Q1: Medicare claims that some large healthcare providers have falsified claims and/or cost reports. Why, in your opinion do companies tend to overbill services and/or falsify cost reports? Think of multiple reasons, not just one reason.

One of the main reasons healthcare providers tend to overbill and falsify cost reports is financial gain. By doing so, providers can extract higher payments from Medicare, Medicaid or insurance companies. Secondly, the healthcare industry is highly regulated, and complying with regulations can be cumbersome and costly. When healthcare providers are pressured to meet the demands of the healthcare market, they may resort to shortcuts to save time and expenses. Thirdly, healthcare fraud is often driven by patient demands for unnecessary procedures and services. Since providers operate in a competitive environment, they may be pressured to yield to patients’ demands to prevent losing them to other providers.

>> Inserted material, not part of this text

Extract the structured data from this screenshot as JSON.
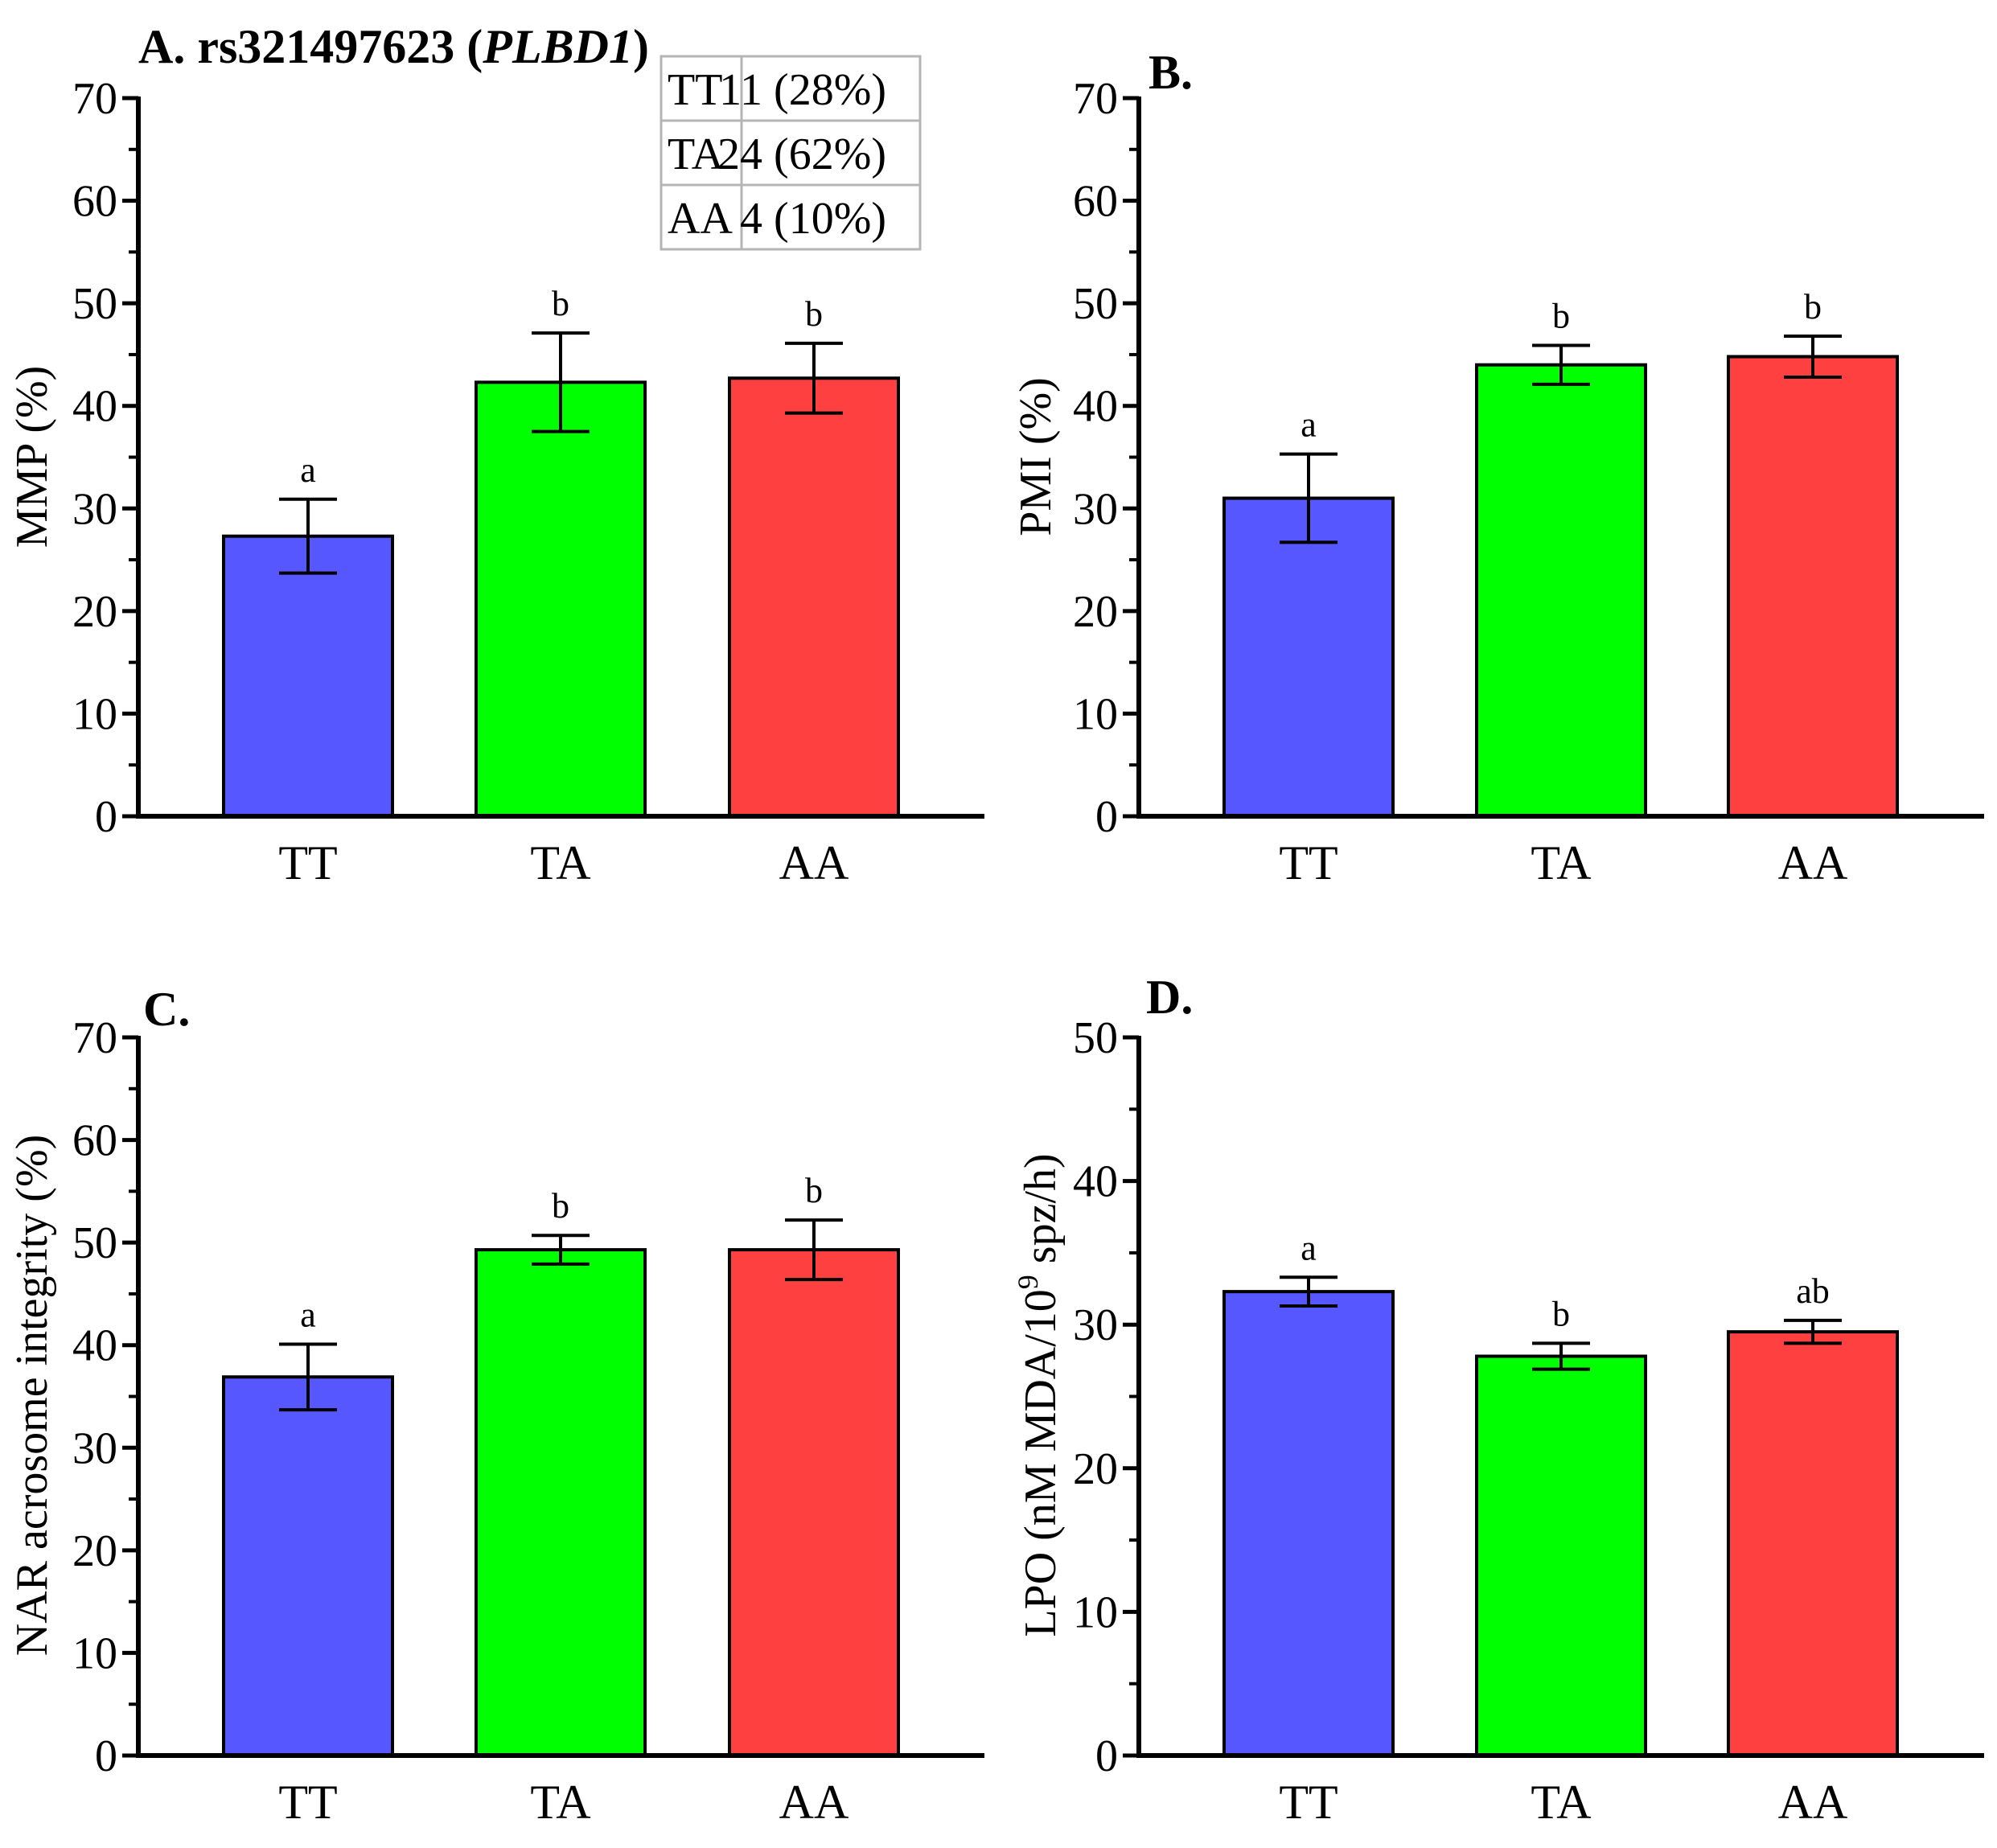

Q2: Discuss fraud and abuse. Pick two of these initiatives and describe what you know about them or if you’ve had any experience with them. Why is fraud and abuse important to the federal government in 2012?

Fraud and abuse in healthcare are significant issues that cost the federal government billions of dollars annually. One initiative to combat healthcare fraud is the Health Insurance Portability and Accountability Act (HIPAA) of 1996. HIPAA established rules and regulations to protect patients’ sensitive information and prevent fraudulent activities. As a faculty member, I have experience teaching the provisions and requirements of HIPAA to medical students.

Another initiative to prevent fraud and abuse in the healthcare industry is the Centers for Medicare and Medicaid Services (CMS). CMS regulates and enforces the guidelines and regulations that healthcare providers must follow when billing Medicare and Medicaid. CMS also monitors and investigates suspicious activities of healthcare providers and suppliers. As a medical professor, I have provided multiple case studies to students and discussed the role of CMS in preventing fraudulent activities.

In 2012, fraud and abuse were a significant problem for the federal government since Medicare, Medicaid, and other federally funded programs were experiencing record-high losses. The government intervened by implementing more stringent regulations, increasing fines and penalties, and imposing closer surveillance. The government’s goal was to restore public confidence in federally-funded healthcare programs’ integrity and ensure that taxpayer funds were not significantly affected by fraudulent activities.